You can enjoy these feeds in several different ways: 1) Via normal email. 2) As a gadget or widget on your personal home page from iGoogle, MyYahoo, MyAol, and many more. 3) On the Dashboard of your Apple computer using WidgetWizard. 4) Through an RSS feed reader (see links below to get your Reader.)

 

What is RSS? What's a feed?

Start by thinking about email. It is a message from one person to one person, and it is delivered to a program created to read email.

Feeds are a hybrid between web pages and email. On a web page, they look like normal content. But they can be delivered - like email.

So - RSS feeds are a way to receive messages from web sites.

These messages are very flexible in their formats. You can receive them as an email, OR in an RSS Reader (like your email reader), OR they can be viewed on hundreds of other web sites. That's where the "syndication" comes in: One message is posted, but it can be republished instantly on numerous other web sites, widgets, gadgets, and, of course, to your regular old email in-box.

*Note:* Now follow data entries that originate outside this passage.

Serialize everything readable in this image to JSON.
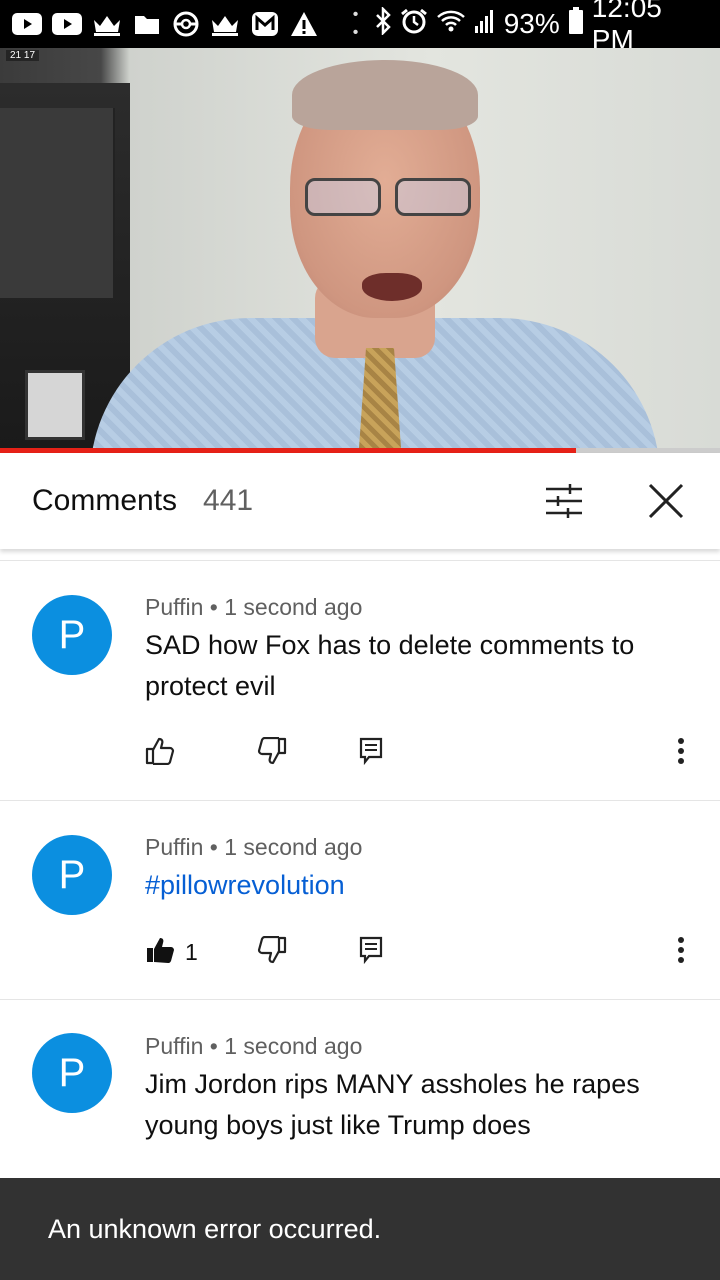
{
  "status_bar": {
    "battery": "93%",
    "time": "12:05 PM",
    "dots": "• •"
  },
  "video": {
    "progress_percent": 80,
    "overlay_tag": "21  17"
  },
  "comments_header": {
    "title": "Comments",
    "count": "441"
  },
  "comments": [
    {
      "avatar_letter": "P",
      "author": "Puffin",
      "time": "1 second ago",
      "text": "SAD how Fox has to delete comments to protect evil",
      "likes": "",
      "is_hashtag": false
    },
    {
      "avatar_letter": "P",
      "author": "Puffin",
      "time": "1 second ago",
      "text": "#pillowrevolution",
      "likes": "1",
      "is_hashtag": true
    },
    {
      "avatar_letter": "P",
      "author": "Puffin",
      "time": "1 second ago",
      "text": "Jim Jordon rips MANY assholes he rapes young boys just like Trump does",
      "likes": "",
      "is_hashtag": false
    }
  ],
  "snackbar": {
    "message": "An unknown error occurred."
  },
  "colors": {
    "avatar": "#0b8fe0",
    "hashtag": "#065fd4",
    "progress": "#e62117",
    "snackbar": "#323232"
  },
  "icons": [
    "youtube-icon",
    "crown-icon",
    "folder-icon",
    "pokeball-icon",
    "gmail-icon",
    "warning-icon",
    "bluetooth-icon",
    "alarm-icon",
    "wifi-icon",
    "signal-icon",
    "battery-icon",
    "sort-filter-icon",
    "close-icon",
    "thumbs-up-icon",
    "thumbs-down-icon",
    "reply-icon",
    "more-vert-icon"
  ]
}
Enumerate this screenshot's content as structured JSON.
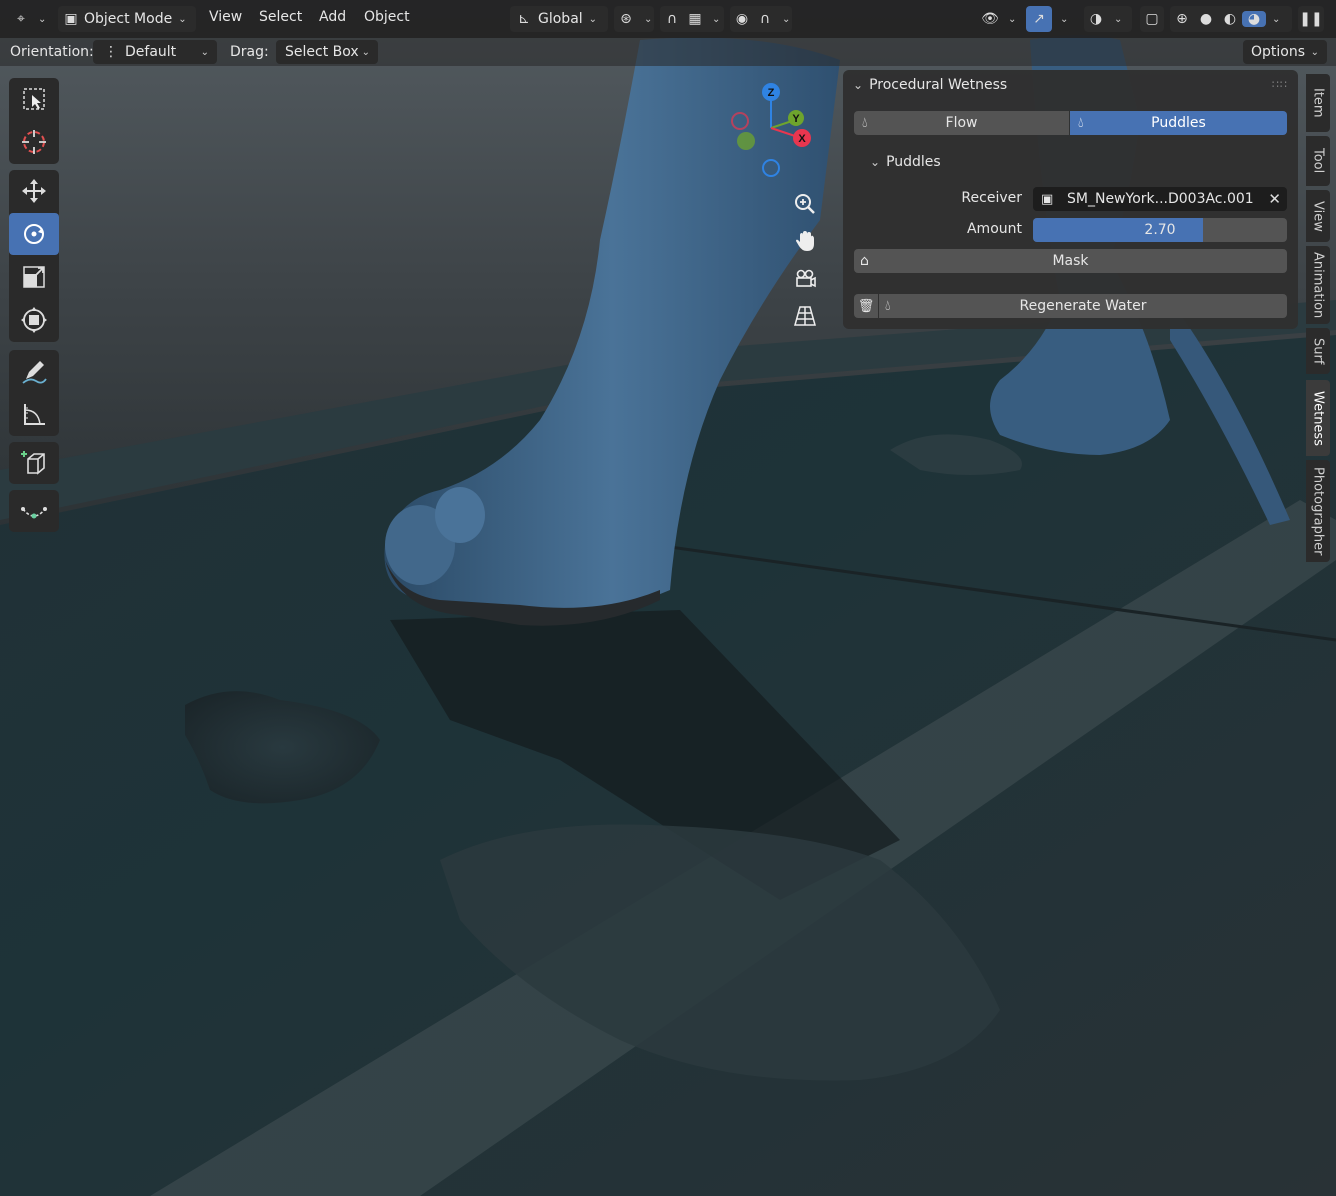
{
  "header": {
    "mode_label": "Object Mode",
    "menus": [
      "View",
      "Select",
      "Add",
      "Object"
    ],
    "transform_orientation": "Global"
  },
  "tool_settings": {
    "orientation_label": "Orientation:",
    "orientation_value": "Default",
    "drag_label": "Drag:",
    "drag_value": "Select Box",
    "options_label": "Options"
  },
  "gizmo": {
    "axes": [
      "Z",
      "Y",
      "X"
    ],
    "colors": {
      "x": "#e8364f",
      "y": "#6ea42d",
      "z": "#2f83e3"
    }
  },
  "panel": {
    "title": "Procedural Wetness",
    "tabs": [
      "Flow",
      "Puddles"
    ],
    "active_tab": "Puddles",
    "subpanel_title": "Puddles",
    "receiver_label": "Receiver",
    "receiver_value": "SM_NewYork...D003Ac.001",
    "amount_label": "Amount",
    "amount_value": "2.70",
    "amount_fill": 0.67,
    "mask_label": "Mask",
    "regenerate_label": "Regenerate Water"
  },
  "sidebar_tabs": [
    "Item",
    "Tool",
    "View",
    "Animation",
    "Surf",
    "Wetness",
    "Photographer"
  ],
  "active_sidebar_tab": "Wetness",
  "colors": {
    "accent": "#4772b3",
    "header_bg": "#222222",
    "panel_bg": "#303030"
  }
}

"RSS" stands for Really Simple Syndication. RSS feeds contain headlines and hyperlinks to the Web page with additional information. If you are reading RSS and the headline interests you, just click the link from your reader and you will be on the web site that originally published that information. It's a very time efficient way to keep up with what's new.

If you are a creator of RSS, you can use it to drive more traffic back to your web site.

RSS Readers

RSS readers eliminate the need to browse multiple websites by delivering your favorite web content in a single location of your choosing.

How can you receive RSS feeds? Choose from either desktop applications or web-based applications.

A number of desktop readers are available for you to download, usually at no cost. Other versions are Web and browser-based. Readers vary slightly in how they look and act, so you may find yourself testing several before settling on one.